De Mott released the following statement via social media:
I deny the recent allegations made about me, however, to avoid any embarrassment or damage to the WWE, I’ve decided to step down from my role effective immediately
Wrestling News subsequently confirmed that, in contrast to rumours that were swirling about in the wake of the announcement, DeMott has not been reassigned to another job role and is officially no longer employed by the WWE. The NXT wrestlers were informed via email shortly after the announcement was made.
DeMott’s resignation comes in the wake of a record number of accusations from previously-employed wrestlers, with the latest being a post on Squared Circle making allegations of sexual assault towards him. The general consensus suggests that developmental talents were warned to keep their mouths shut or risk being fired, with certain wrestlers falling foul of DeMott’s alleged power within the company and suffering the consequences for daring to speak out against him.
Those currently employed by the company, both in developmental and on the main roster, have been understandably quiet on the matter. Only Chris Jericho defended DeMott, in a since-deleted Tweet claiming whatever training methods the man inflicted on his charges were for their own good. TNA star, and former NXT trainee, Ethan Carter responded angrily to Jericho’s tweet, stating that there’s a difference between tough training and straight up abuse.

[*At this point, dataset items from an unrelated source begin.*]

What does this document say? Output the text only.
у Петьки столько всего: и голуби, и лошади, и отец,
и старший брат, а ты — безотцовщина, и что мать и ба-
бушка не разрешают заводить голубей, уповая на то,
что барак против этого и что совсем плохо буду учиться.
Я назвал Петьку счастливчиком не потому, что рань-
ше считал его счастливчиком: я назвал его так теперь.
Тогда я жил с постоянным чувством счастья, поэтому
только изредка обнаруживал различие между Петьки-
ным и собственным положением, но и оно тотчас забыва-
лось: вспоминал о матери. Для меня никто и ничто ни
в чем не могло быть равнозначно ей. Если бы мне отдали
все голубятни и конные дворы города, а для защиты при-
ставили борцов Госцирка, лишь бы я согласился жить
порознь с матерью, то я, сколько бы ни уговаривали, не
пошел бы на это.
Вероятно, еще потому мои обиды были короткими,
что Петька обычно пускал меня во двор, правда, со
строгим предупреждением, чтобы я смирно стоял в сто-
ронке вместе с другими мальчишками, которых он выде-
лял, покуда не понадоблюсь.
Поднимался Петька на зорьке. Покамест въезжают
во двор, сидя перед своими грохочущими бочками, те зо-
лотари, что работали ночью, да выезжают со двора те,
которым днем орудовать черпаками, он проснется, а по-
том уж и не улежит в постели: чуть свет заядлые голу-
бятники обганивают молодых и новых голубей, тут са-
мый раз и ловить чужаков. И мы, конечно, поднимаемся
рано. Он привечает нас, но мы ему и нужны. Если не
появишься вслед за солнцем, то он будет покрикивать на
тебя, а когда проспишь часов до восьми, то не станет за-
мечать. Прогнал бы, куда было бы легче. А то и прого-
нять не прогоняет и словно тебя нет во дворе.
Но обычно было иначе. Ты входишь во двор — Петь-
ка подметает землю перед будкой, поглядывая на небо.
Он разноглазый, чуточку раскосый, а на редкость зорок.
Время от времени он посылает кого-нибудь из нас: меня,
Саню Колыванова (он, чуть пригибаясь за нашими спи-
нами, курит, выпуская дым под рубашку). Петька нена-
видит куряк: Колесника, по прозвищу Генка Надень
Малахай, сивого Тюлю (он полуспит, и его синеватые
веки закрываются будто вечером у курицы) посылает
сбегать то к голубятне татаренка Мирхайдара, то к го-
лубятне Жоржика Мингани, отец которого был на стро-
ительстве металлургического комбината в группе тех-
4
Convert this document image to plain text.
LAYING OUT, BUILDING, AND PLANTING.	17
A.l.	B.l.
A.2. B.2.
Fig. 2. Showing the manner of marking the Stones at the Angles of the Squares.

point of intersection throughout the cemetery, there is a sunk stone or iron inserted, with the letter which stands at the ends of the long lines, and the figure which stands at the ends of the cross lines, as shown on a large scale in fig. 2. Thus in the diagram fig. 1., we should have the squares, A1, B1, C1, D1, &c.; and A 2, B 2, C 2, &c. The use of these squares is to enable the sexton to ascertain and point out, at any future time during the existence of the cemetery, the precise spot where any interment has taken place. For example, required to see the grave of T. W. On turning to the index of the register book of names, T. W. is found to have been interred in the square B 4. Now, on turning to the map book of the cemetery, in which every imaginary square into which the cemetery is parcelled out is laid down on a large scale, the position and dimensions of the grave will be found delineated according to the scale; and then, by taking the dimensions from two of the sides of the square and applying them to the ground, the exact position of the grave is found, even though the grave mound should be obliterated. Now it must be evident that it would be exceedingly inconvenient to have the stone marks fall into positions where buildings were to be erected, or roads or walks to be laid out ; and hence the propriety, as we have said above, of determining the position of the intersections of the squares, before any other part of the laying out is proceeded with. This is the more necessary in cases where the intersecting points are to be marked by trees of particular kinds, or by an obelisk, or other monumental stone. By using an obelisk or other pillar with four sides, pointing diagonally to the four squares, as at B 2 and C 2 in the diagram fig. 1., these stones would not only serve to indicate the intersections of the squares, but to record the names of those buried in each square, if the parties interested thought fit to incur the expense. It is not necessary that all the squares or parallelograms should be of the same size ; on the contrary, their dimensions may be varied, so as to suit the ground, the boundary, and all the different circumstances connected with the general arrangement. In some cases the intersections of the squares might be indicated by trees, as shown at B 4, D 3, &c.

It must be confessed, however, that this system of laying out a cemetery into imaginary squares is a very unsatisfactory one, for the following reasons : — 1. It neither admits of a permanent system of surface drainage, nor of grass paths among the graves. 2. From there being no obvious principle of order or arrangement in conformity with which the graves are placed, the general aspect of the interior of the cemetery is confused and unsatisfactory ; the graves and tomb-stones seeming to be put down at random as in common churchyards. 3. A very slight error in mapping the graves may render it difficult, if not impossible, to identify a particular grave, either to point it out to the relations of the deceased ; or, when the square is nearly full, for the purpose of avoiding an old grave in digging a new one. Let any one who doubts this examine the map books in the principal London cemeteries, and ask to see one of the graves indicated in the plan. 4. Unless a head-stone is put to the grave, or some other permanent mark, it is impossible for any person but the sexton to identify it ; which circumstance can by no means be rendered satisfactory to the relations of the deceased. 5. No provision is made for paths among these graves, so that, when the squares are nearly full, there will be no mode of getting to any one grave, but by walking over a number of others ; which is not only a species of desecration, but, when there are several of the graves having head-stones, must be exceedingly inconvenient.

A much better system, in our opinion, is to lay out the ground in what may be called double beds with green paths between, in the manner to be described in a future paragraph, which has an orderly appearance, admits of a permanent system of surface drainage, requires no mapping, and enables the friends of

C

Regardless of whether or not you believe the allegations against DeMott (and it’s kind of hard not to, given the volume of complaints), his resignation is a hugely significant move – especially as the majority of commentators and fans thought he was safe. This may be a case of the company simply not being able to ignore the voices, the louder they got, or it may just be damage control, but it’s a positive either way.